The facility in Arizona that our TCE filled charcoal filters are going to is one of those places. For 12 years now it has been operating on Colorado River Indian Tribes land. The facility was installed promising to only emit steam. Only recently have they admitted to having dioxins in the place's smokestack output. They still don't have all the permits they are supposed to have to emit toxic wastes. There are cancer clusters in the area, but it can't be proven that they were caused by the incinerator because a lot of agricultural chemicals are used in the area, which is also downwind from the open air nuclear tests that happened during the early days of the atomic bomb. Whatever truth, Bradley is certain that preventing further dioxin contamination there is a good idea.

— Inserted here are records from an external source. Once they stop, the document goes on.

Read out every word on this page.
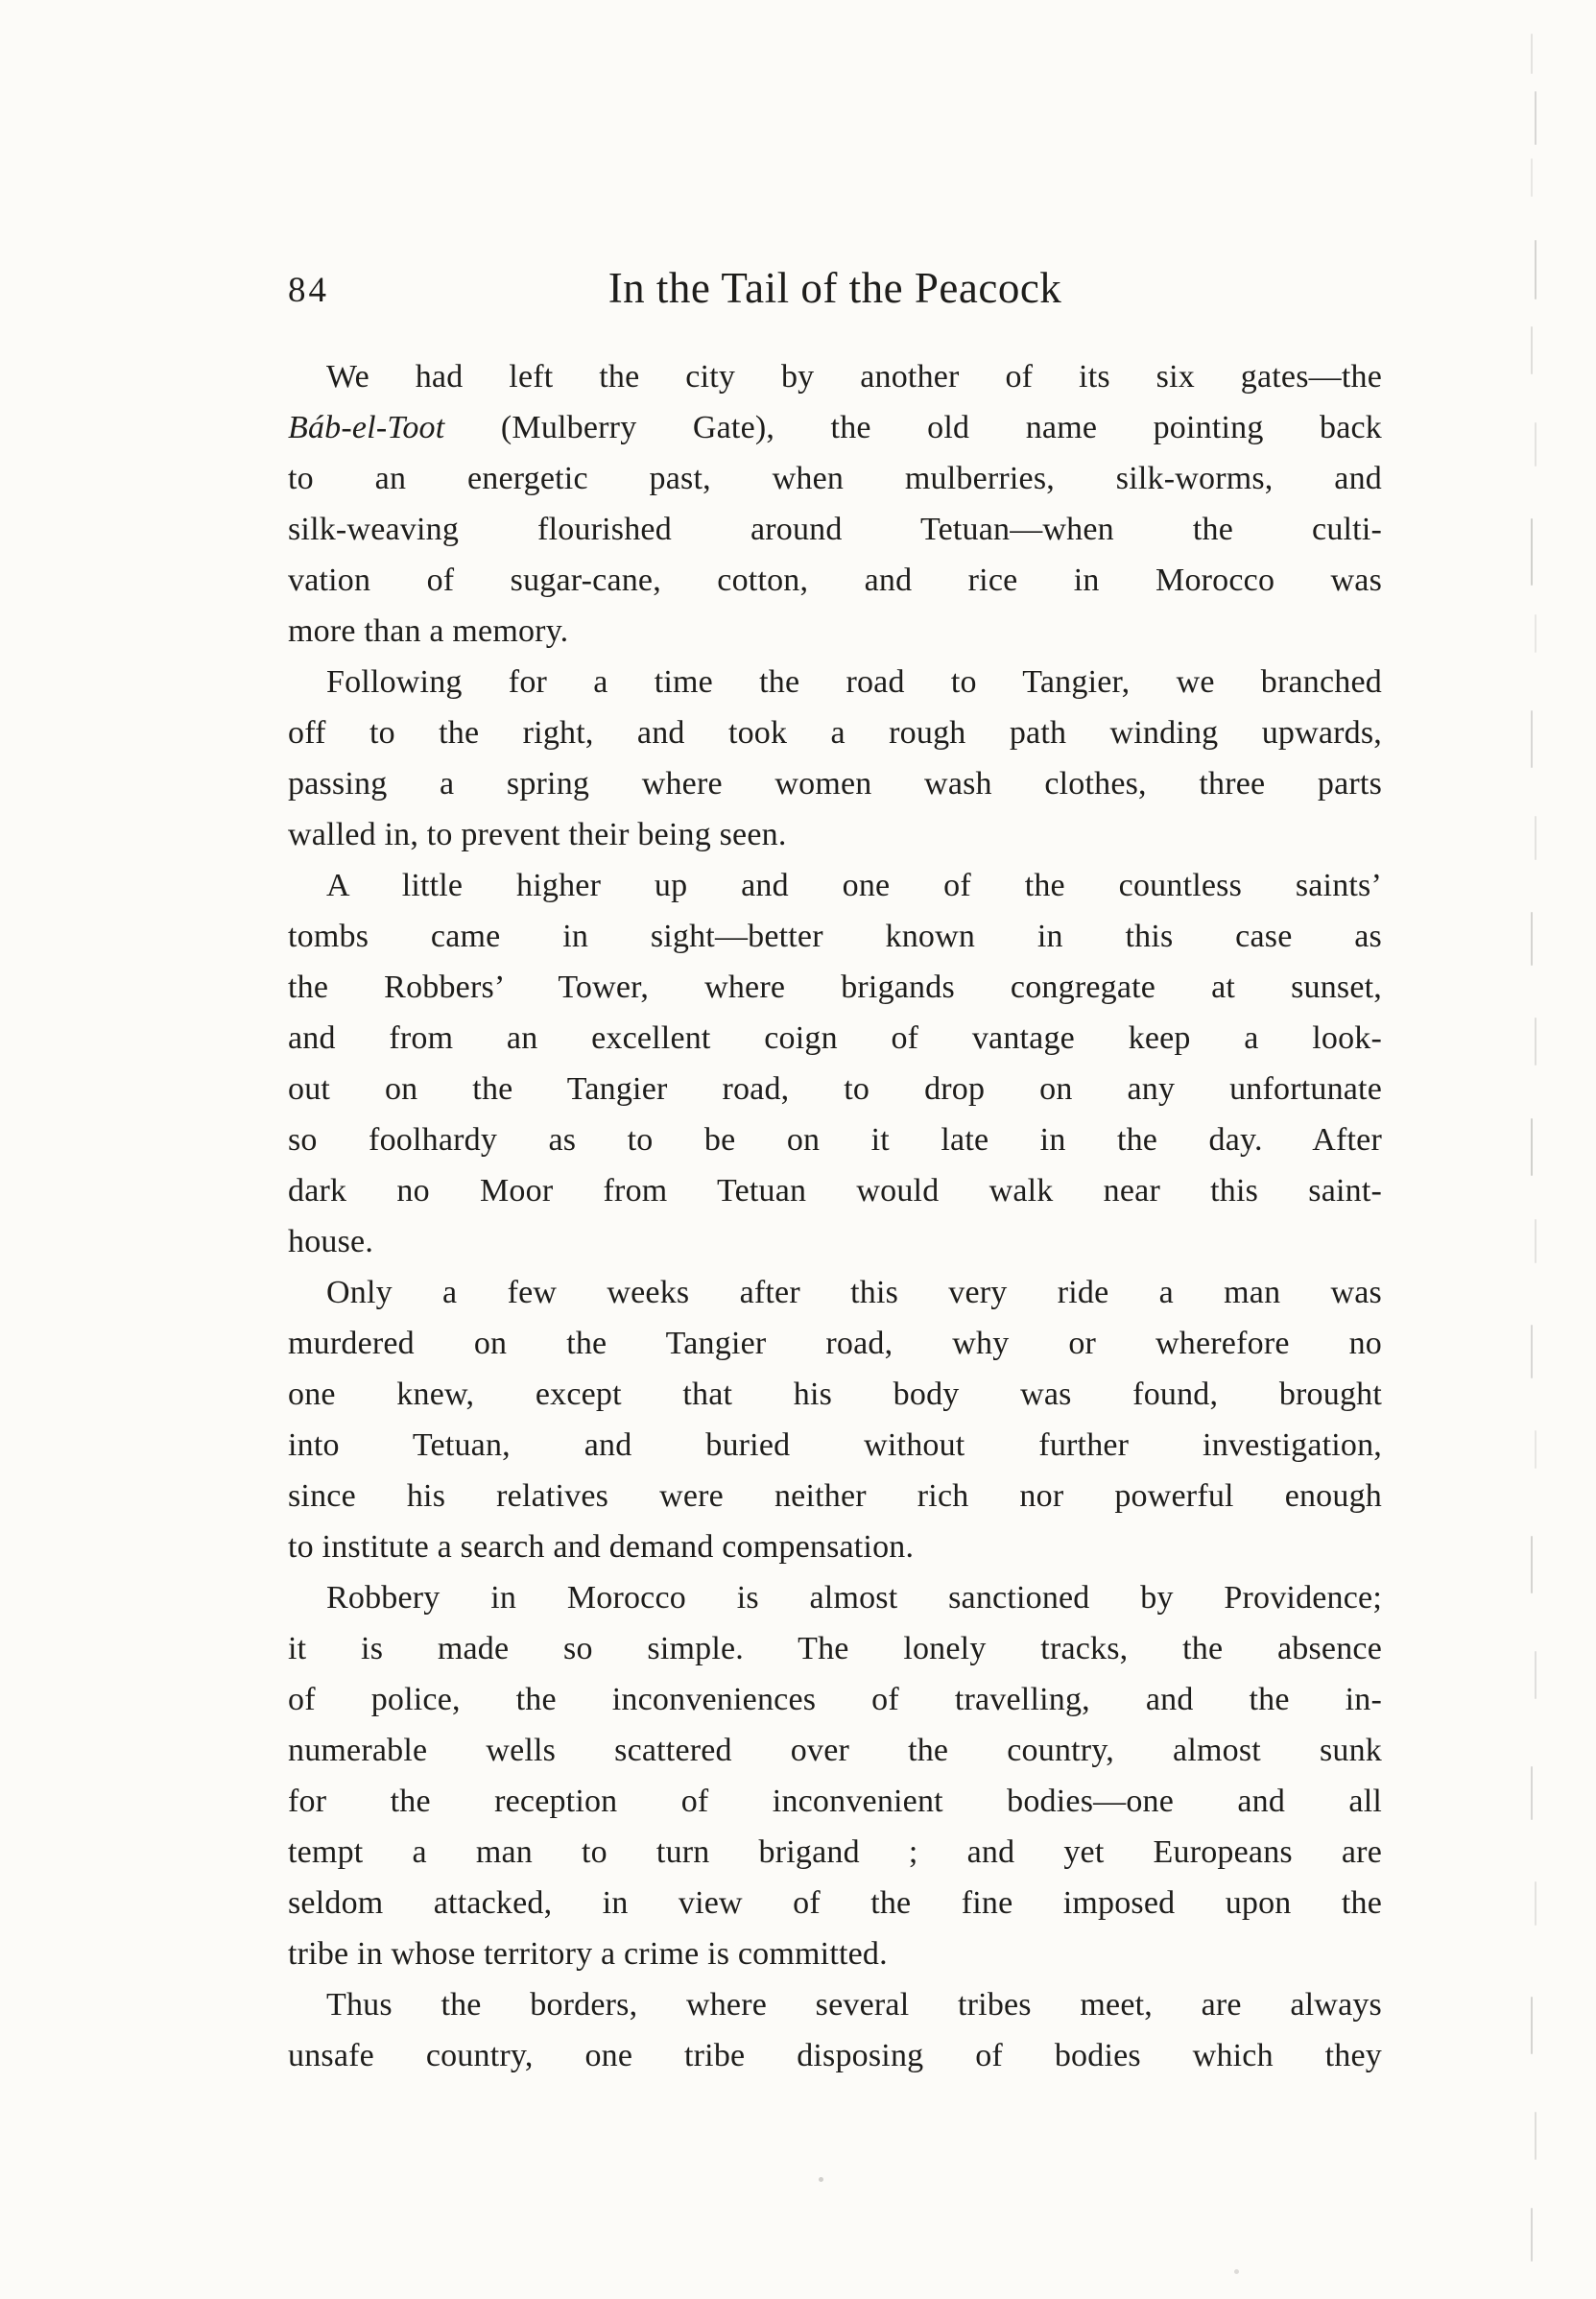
84	In the Tail of the Peacock
We had left the city by another of its six gates—the
Báb-el-Toot (Mulberry Gate), the old name pointing back
to an energetic past, when mulberries, silk-worms, and
silk-weaving flourished around Tetuan—when the culti-
vation of sugar-cane, cotton, and rice in Morocco was
more than a memory.
Following for a time the road to Tangier, we branched
off to the right, and took a rough path winding upwards,
passing a spring where women wash clothes, three parts
walled in, to prevent their being seen.
A little higher up and one of the countless saints’
tombs came in sight—better known in this case as
the Robbers’ Tower, where brigands congregate at sunset,
and from an excellent coign of vantage keep a look-
out on the Tangier road, to drop on any unfortunate
so foolhardy as to be on it late in the day. After
dark no Moor from Tetuan would walk near this saint-
house.
Only a few weeks after this very ride a man was
murdered on the Tangier road, why or wherefore no
one knew, except that his body was found, brought
into Tetuan, and buried without further investigation,
since his relatives were neither rich nor powerful enough
to institute a search and demand compensation.
Robbery in Morocco is almost sanctioned by Providence;
it is made so simple. The lonely tracks, the absence
of police, the inconveniences of travelling, and the in-
numerable wells scattered over the country, almost sunk
for the reception of inconvenient bodies—one and all
tempt a man to turn brigand ; and yet Europeans are
seldom attacked, in view of the fine imposed upon the
tribe in whose territory a crime is committed.
Thus the borders, where several tribes meet, are always
unsafe country, one tribe disposing of bodies which they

Angel reminded us that dioxin contamination is a problem we all share at this point in time. Dioxins are caused by burning plastics that have chlorine in them, and there is enough of that out there that we all have concentrations of the stuff in our bodies that are great enough that it doesn't take much more to put someone over the limit, at which point they would get cancer, leukemia, diabetes, or some other problem that used to be rare but is now ever more common. He pointed to an EPA study that showed dioxins were responsible for even such things as reduced sperm counts in guys and breast cancer in women. Women are lucky because they can reduce their risk for breast cancer by downloading their dioxins into their babies by breast feeding. Dioxin creation should be avoided as much as possible was his main message. Because it is a persistent organic pollutant (POP), once created it is with us for a long time.
Bradley feels that in the long run the solution is pollution prevention. One of the big successes he had so far is getting a medical waste incinerator in Oakland to shut down. This was made possible by getting the company to switch to sterilizing the waste and then landfilling it with other hazardous waste.